The average age of participants was rather young (25.55) and many participants mentioned how they are used to embodying different avatars from video games. Therefore, different-gender avatars might not trigger any discomfort. This absence of discomfort when embodying different avatars might also explain the average presence score of 4.92 out of 7 which means that participants, despite embodying various avatars in a short period of time, felt predominantly present during the study.
Significant differences were found between the avatars for embodiment and SAM score. Regarding embodiment, the personalized same-gender avatar has a significantly higher score for acceptance and control compared to the non-personalized same-gender. There is also a significant difference between both personalized avatars. The avatar of the same gender was found to have a significantly higher acceptance and control score. For SAM values, there are also significant differences found between the personalized and non-personalized avatars of the same gender where valence and arousal are significantly higher for the personalized same-gender avatar. A significant difference was also found between the personalized and non-personalized avatars of the opposite-gender where arousal levels are higher for the personalized avatar of the opposite gender.
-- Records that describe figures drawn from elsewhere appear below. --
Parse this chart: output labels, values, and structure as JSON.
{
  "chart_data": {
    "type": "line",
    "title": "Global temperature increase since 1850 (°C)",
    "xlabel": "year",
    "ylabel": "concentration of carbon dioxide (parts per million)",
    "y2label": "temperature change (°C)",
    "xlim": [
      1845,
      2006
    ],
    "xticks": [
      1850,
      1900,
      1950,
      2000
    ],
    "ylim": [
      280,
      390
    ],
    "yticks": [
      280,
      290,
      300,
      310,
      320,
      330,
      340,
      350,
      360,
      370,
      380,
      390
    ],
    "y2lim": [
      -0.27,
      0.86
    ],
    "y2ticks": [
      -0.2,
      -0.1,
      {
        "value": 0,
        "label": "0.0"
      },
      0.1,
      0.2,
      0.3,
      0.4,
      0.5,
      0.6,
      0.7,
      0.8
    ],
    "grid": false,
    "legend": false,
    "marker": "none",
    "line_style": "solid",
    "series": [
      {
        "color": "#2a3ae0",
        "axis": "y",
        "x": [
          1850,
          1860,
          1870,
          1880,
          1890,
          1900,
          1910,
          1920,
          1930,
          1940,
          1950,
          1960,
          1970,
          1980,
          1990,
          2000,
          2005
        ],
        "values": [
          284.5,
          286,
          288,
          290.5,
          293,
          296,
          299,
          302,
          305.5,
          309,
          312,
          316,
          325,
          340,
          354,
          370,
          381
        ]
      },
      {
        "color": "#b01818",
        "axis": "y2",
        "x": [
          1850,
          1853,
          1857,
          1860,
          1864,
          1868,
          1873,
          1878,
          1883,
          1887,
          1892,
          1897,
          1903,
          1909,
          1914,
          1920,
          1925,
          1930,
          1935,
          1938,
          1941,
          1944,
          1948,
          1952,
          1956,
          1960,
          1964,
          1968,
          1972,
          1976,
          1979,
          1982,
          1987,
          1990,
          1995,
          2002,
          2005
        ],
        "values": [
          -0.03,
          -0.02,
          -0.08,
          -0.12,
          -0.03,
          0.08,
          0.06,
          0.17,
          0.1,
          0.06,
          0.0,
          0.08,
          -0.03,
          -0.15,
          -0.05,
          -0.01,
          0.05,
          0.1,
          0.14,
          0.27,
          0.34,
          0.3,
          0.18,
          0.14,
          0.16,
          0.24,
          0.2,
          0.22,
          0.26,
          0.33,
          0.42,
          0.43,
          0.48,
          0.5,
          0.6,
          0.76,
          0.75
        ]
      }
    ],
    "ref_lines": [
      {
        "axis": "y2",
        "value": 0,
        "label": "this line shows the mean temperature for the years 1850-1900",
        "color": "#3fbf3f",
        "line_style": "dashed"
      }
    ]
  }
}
In summary, to answer our research question, the data in this study show that personalized avatars perform better than non-personalized avatars regarding embodiment score and SAM score, and they were rated higher regarding identity. In addition, this study found significant differences between avatars for embodiment and SAM score. Furthermore, the data hint at a correlation between color and embodiment for some avatars. Also, there are additional correlations found between personality traits, SAM score, and embodiment.
6. Limitations
We acknowledge that our work has limitations. Firstly, while physiological data from the participants were recorded through the E4 watch, this data might contain inaccuracies as participants were constantly moving their arms during the study which might cause the sensor to record inaccurate data. The psycho-physiological literature discusses a range of challenges related to the (real-time) assessment of a person’s physiological information. Most important are the ‘Baseline Problem’, the ‘Timing of Data Assessment Problem’, and the ‘Intensity of Emotion Problem’ [
53].
Secondly, Autobiography recall for the same emotion might be limited to a maximum number of uses. Some participants felt that they were already happy and recalling another happy memory did not cause a further change in mood.
Thirdly, Ready Player Me was used for the avatar creation. This stylized avatar has its advantages as it tries to avoid the Uncanny Valley effect, an effect where an increase in robot or avatar realism might actually lead to an acceptance decrease [
54]. However, Ready Player Me also struggles to create avatars with more unusual faces, for example, smaller eyes or a bigger nose. As a result, the avatars from Ready Player Me looked somewhat similar and differences between the avatars might be subtle.
Fourthly, we conducted our study with 40 people only. While future work could explore how the findings generalize to larger populations, for example by means of out-of-the-lab studies [
55], our exploration still demonstrates the influence of avatar personalization on emotions in VR. Moreover, we did not consider the impact of the game itself nor the different groups of game players on the attitude towards the specific avatar.
Lastly, we considered healthy individuals only, leaving an investigation of users with potentially influencing factors for future work.